In this context, the point of bucket testing was to confirm we were making the right decisions when we made big changes. Since then, the technology for running bucket tests has grown, and as a result, it is easier than ever before to pit two iterations of a design against each other. This has led to bucket testing of not only of pages but also individual features, UI elements, and even details such as the text color of a set of words.
At a BAYCHI panel in 2005, Marisa Mayer discussed Google’s user experience design process: “Use Interface decisions follow a scientific process that reduces the role of opinions. Products are usability tested and live tested to verify the validity of design options and even single variable testing (like black text vs. red text) occurs.” - User Experience: the Google Way
The problem with this type of nuanced bucket testing is that it isolates individual design elements from the rest of a product design and any designer will tell you it is the sum of the parts that make up the whole. A cohesive integration and layout of all the elements within an interface design is what enables effective communication with end users.

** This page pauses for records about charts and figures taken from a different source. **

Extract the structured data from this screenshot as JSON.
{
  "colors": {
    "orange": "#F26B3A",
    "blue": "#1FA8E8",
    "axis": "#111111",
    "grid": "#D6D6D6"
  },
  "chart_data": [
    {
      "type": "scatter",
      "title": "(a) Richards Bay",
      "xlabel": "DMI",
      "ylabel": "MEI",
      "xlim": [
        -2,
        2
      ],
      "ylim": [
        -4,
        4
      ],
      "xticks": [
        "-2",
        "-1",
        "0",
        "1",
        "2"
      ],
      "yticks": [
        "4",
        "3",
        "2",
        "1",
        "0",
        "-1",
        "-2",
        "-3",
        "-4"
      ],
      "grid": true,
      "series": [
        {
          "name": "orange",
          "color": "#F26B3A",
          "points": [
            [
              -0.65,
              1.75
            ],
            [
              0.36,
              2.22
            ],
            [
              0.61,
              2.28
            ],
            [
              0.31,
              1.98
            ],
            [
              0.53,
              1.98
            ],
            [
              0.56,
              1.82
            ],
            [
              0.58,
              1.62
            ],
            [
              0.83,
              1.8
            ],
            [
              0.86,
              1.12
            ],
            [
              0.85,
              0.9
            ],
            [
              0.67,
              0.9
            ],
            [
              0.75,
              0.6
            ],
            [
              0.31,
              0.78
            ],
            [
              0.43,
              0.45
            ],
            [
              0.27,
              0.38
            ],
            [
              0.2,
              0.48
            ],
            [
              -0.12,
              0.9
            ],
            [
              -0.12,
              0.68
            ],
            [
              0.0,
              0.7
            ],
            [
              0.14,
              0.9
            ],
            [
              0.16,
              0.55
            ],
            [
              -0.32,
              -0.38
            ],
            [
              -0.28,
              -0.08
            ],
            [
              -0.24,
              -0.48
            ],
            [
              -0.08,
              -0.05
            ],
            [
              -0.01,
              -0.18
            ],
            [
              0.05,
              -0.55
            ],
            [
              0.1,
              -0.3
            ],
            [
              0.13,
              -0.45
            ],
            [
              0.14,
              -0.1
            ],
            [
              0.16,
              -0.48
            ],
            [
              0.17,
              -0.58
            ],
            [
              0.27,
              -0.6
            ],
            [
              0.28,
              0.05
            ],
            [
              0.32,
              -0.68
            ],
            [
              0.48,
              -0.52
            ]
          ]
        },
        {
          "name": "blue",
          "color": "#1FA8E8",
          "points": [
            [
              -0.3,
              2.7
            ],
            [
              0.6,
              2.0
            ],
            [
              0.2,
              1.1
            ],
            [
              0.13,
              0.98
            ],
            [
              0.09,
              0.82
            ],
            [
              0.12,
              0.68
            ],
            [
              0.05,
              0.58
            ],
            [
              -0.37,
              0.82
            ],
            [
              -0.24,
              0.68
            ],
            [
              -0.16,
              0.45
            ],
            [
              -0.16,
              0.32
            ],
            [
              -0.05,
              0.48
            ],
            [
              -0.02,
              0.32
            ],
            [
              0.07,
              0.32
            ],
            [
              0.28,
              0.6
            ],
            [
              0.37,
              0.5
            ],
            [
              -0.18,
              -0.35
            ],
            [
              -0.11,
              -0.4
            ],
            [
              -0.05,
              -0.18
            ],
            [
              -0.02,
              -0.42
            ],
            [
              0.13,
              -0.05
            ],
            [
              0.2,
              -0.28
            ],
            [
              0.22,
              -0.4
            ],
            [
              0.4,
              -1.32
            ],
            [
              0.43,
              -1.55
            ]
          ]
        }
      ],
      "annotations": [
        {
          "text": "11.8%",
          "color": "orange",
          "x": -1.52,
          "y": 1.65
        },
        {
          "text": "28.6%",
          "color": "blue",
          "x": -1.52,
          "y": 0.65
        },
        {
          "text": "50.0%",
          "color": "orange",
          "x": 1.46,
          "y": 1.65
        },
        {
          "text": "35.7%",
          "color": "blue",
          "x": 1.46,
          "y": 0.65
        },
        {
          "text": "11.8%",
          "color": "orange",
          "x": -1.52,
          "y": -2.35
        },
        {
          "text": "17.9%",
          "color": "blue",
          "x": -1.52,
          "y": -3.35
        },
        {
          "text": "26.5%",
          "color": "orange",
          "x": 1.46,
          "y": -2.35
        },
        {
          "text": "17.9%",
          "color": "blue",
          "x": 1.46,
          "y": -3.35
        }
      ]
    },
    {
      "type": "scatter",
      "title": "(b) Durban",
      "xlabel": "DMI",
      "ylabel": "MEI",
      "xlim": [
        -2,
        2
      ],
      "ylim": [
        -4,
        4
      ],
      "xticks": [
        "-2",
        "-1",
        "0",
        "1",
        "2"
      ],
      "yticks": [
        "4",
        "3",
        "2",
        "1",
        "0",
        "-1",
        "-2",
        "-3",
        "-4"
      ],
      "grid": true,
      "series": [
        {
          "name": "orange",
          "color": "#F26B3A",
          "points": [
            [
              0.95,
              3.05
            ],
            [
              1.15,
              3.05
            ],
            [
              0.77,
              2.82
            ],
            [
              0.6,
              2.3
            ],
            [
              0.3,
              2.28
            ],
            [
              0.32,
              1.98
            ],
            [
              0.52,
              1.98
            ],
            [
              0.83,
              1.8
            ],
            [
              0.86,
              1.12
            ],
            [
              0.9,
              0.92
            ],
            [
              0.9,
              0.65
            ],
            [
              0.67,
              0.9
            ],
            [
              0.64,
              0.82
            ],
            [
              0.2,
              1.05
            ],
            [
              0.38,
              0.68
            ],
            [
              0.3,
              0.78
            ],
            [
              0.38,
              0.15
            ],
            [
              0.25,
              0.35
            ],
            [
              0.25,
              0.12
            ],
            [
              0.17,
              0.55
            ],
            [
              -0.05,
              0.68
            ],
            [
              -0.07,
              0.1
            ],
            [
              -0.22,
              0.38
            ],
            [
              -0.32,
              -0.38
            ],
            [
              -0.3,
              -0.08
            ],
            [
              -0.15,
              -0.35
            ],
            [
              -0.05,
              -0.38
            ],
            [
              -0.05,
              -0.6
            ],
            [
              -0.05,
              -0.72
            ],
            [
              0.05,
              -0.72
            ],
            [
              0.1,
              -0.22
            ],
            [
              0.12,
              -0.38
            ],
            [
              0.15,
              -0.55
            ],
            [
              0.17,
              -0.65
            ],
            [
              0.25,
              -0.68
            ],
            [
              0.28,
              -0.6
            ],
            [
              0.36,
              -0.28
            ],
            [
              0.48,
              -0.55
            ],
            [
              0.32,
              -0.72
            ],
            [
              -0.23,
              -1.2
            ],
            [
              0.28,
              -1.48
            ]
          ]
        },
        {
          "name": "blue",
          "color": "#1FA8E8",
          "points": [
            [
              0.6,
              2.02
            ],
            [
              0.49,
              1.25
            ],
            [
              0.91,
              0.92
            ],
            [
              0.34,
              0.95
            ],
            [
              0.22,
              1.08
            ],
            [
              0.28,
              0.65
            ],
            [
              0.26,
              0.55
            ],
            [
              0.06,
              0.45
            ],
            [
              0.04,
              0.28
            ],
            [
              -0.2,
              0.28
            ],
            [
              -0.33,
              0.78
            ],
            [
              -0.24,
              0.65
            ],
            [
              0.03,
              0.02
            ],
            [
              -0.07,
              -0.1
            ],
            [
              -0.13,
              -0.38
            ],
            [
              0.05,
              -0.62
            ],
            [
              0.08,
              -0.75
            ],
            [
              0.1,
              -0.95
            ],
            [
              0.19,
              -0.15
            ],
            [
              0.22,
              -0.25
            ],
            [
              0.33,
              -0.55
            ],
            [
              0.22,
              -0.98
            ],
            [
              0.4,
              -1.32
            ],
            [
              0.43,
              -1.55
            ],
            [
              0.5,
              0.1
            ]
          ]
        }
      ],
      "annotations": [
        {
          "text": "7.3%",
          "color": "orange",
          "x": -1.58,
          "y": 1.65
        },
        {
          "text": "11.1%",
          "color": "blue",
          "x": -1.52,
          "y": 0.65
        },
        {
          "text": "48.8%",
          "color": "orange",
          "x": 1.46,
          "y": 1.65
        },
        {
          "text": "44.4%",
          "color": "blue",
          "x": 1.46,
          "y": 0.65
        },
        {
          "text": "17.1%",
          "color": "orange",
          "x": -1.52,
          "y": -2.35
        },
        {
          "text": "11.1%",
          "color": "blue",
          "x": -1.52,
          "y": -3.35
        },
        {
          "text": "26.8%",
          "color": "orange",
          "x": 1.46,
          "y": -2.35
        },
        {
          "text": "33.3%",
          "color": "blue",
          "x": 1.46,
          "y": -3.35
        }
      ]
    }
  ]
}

Testing individual elements like font colors and incremental feature variations in bucket tests is unlikely to drive changes that really make a significant impact on the bottom line. Small changes most often only enable small opportunities.
Highly granular bucket testing also has the potential to damage the integrity (and thereby effectiveness) of a page or set of pages because it only evaluates individual elements. The best performing versions of these elements are then (frequently crudely) stitched together into an “optimized” design. This of course opens up the possibility of Frankenstein design.
From my experience the value of bucket testing comes from understanding the impact of significant changes on an existing product and it users. Excessive testing of minor variations in an interface design has the potential to undermine that value through isolated evaluations of interface elements and the assumption that these “top performers” can simply be pasted together to create an optimal design.